Riceviamo e pubblichiamo: 

"La mia esperienza sulla nuova raccolta porta a porta? Un’esperienza da incubo! Eh sì, perché capita di stare lontani da Savona per molto tempo e poi tornare con un impatto di peggioramento della gradevolezza della città. Lo percepisci mentre riscopri i lontani ricordi".

"Capita che ti allontani per periodi più o meno lunghi, al Sud per esempio, dove il problema spazzatura è pesantissimo e la differenziata non esiste. Ometto la località per rispetto: lì i cittadini conquistano con le unghie e con i denti ogni millimetro di civiltà, ma le coscienze scalpitano, lottano e la differenziata ha inizio “cambiando il gestore del servizio”. Ammirevole esecuzione, e la località si trasforma. Sì, si può godere la sua bellezza senza macchie aggiunte".

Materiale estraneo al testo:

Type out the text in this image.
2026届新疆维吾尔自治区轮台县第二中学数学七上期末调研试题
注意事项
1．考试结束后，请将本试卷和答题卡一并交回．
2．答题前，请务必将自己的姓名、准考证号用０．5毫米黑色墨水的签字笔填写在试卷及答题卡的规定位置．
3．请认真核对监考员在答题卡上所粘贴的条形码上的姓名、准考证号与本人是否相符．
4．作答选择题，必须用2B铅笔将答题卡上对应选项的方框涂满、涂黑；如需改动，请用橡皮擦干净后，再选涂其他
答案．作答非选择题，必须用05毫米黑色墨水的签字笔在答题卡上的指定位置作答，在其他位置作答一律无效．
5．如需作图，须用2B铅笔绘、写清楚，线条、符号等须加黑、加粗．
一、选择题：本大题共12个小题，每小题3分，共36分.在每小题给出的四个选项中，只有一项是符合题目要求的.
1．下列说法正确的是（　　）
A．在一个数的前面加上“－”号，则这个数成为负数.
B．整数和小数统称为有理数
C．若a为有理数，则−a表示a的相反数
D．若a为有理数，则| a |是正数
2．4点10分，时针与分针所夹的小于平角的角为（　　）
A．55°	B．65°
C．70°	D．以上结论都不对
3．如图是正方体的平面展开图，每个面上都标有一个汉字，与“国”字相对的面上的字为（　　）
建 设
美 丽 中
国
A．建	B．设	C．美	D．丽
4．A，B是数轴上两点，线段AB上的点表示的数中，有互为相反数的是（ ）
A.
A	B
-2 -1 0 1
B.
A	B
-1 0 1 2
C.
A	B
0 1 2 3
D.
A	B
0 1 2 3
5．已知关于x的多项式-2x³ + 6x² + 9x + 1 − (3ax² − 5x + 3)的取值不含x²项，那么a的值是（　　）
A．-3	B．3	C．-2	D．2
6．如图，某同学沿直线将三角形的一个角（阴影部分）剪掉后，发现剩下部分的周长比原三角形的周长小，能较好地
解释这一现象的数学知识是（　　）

"Capita di rientrare a Savona e, grazie al “cambio di gestore del servizio” di raccolta, ripetere l’esperienza di “godere la bellezza senza macchie aggiunte”. Capita di doversi allontanare nuovamente e rientrare in una Savona allo “sbando più totale”, dove i rifiuti si percepiscono come il problema principale. Un’arretratezza ritrovata, ma molto arretrata! Capita di non essere preparati per la raccolta e di non sapere dove sbattere la testa per le attrezzature. Interminabili mezz'ore al telefono con il gestore, in coda per arrivare al turno di risposta e sentirsi dire dal risponditore: “Ci spiace, ma a causa del sovraffollamento…” e la linea s’interrompe; di non avere la chiave per aprire il piccolo cassonetto condominiale dove l’unico miracoloso posto per l’auto trovato, prospiciente, fa sì che il mattino dopo trovi i sacchetti dell’immondizia abbarbicati sul muso del tuo mezzo. Capita che vai a dormire un po’ scombussolata e ti fai la classica domanda: ma perché? Ti addormenti e ti risvegli per il frastuono del ritiro della spazzatura in più riprese agli stessi cassonetti, e sogni…". 

"Sogni di essere in un altro posto e chiedi a tutti una chiave, anche magica, non importa, per aprire il bidone, trascinandoti dietro il tuo sacchetto d’immondizia con l’angoscia della certezza che non abbandonerai mai se non nel suo posto stabilito, il fardello, perché ti senti molto civile. Sei, molto civile. Capita di risvegliarsi e pensare… che sogno da incubo!